The fires are a growing source of tension between Indonesia and its neighbors. The Indonesian minister in charge of handling the fires, fanned the diplomatic flames when he told the Jakarta Post that “Singapore should not be behaving like a child and making all this noise.” Singaporean officials have urged Indonesia to step up fire-fighting and investigate the source of the fires, the majority of which are occurring within plantation concessions. Several palm oil companies have deflected blame by saying that local communities started fires.




NASA MODIS fire hotspots for the past 7 days




Regardless of the origin, peat fires are particularly polluting and difficult to extinguish. Fires can smolder underground for months or even years, generating plumes of smoke and releasing large amounts of carbon dioxide into the atmosphere. Only extended rainfall — which isn’t expected until late September or early October at the end of the dry season — will ultimately put out many of the fires.



Fires and associated haze has become increasing common over the past 30 years as vast swathes of forest and peatlands — habitats generally too wet to burn on their own — have been degraded and cleared.
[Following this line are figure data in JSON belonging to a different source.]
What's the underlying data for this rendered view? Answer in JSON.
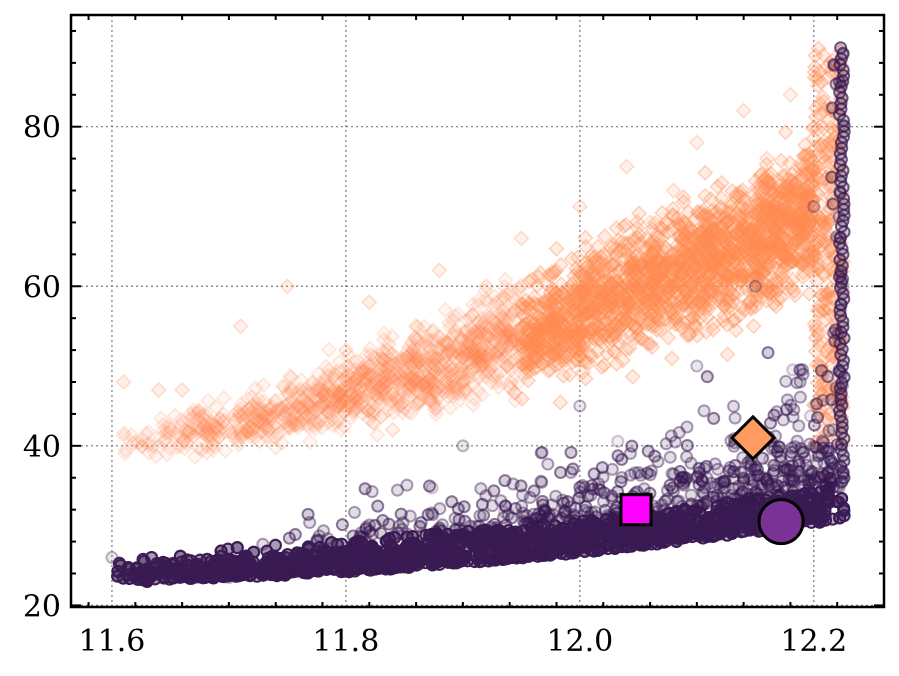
{
  "chart_data": {
    "type": "scatter",
    "title": "",
    "xlabel": "",
    "ylabel": "",
    "xlim": [
      11.565,
      12.26
    ],
    "ylim": [
      19.8,
      94
    ],
    "x_ticks": [
      11.6,
      11.8,
      12.0,
      12.2
    ],
    "x_tick_labels": [
      "11.6",
      "11.8",
      "12.0",
      "12.2"
    ],
    "y_ticks": [
      20,
      40,
      60,
      80
    ],
    "y_tick_labels": [
      "20",
      "40",
      "60",
      "80"
    ],
    "grid": true,
    "series": [
      {
        "marker": "diamond",
        "color": "#ff8a50",
        "opacity": 0.12,
        "description_points": [
          [
            11.61,
            48
          ],
          [
            11.64,
            47
          ],
          [
            11.66,
            47
          ],
          [
            11.71,
            55
          ],
          [
            11.72,
            45
          ],
          [
            11.72,
            42
          ],
          [
            11.75,
            60
          ],
          [
            11.78,
            45
          ],
          [
            11.8,
            52
          ],
          [
            11.82,
            58
          ],
          [
            11.84,
            42
          ],
          [
            11.86,
            55
          ],
          [
            11.88,
            62
          ],
          [
            11.9,
            48
          ],
          [
            11.92,
            60
          ],
          [
            11.95,
            66
          ],
          [
            11.97,
            58
          ],
          [
            12.0,
            70
          ],
          [
            12.02,
            62
          ],
          [
            12.04,
            75
          ],
          [
            12.06,
            68
          ],
          [
            12.08,
            72
          ],
          [
            12.1,
            78
          ],
          [
            12.12,
            70
          ],
          [
            12.14,
            82
          ],
          [
            12.16,
            76
          ],
          [
            12.18,
            84
          ],
          [
            12.2,
            80
          ],
          [
            12.22,
            88
          ],
          [
            12.225,
            70
          ]
        ]
      },
      {
        "marker": "circle",
        "color": "#3a1a52",
        "opacity": 0.15,
        "description_points": [
          [
            11.6,
            26
          ],
          [
            11.62,
            24
          ],
          [
            11.63,
            23
          ],
          [
            11.67,
            24
          ],
          [
            11.7,
            23.5
          ],
          [
            11.75,
            24
          ],
          [
            11.8,
            25
          ],
          [
            11.85,
            26
          ],
          [
            11.9,
            27
          ],
          [
            11.95,
            28
          ],
          [
            12.0,
            29
          ],
          [
            12.05,
            30
          ],
          [
            12.1,
            32
          ],
          [
            12.15,
            34
          ],
          [
            12.2,
            36
          ],
          [
            12.22,
            45
          ],
          [
            12.225,
            60
          ],
          [
            12.225,
            80
          ],
          [
            12.225,
            89
          ],
          [
            11.9,
            40
          ],
          [
            12.0,
            45
          ],
          [
            12.1,
            50
          ],
          [
            12.15,
            60
          ],
          [
            12.2,
            70
          ]
        ]
      }
    ],
    "highlight_markers": [
      {
        "marker": "diamond",
        "color": "#ff9a60",
        "x": 12.148,
        "y": 41
      },
      {
        "marker": "square",
        "color": "#ff00ff",
        "x": 12.048,
        "y": 32
      },
      {
        "marker": "circle",
        "color": "#7b3296",
        "x": 12.172,
        "y": 30.5
      }
    ]
  }
}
Initially, industrial logging reduced tree cover and increased the vulnerability of forests to fires from neighboring agricultural areas and plantation zones. Later, removal of natural vegetation for oil palm and timber plantations worsened the situation by further drying the landscape and creating more ignition points for fires. Palm oil developers still regularly use fire for plantation management despite express prohibition of the practice.





WRI’s interactive map of the forest fires and concessions.




In the midst of the current crisis, Indonesia says it will investigate and prosecute firms found to be illegally setting fires in Sumatra. On Friday, Kuntoro Mangkusubroto, a presidential advisor charged with reforming Indonesia’s forestry sector and implementing a program to reduce deforestation, named Sinar Mas and APRIL as two firms whose concessions are registering a large number of hotspots in Riau. Meanwhile data from the World Resources Institute identified palm growers Wilmar, Sime Darby, and Surya Dumai Group as owners of concessions where hotspots are reported.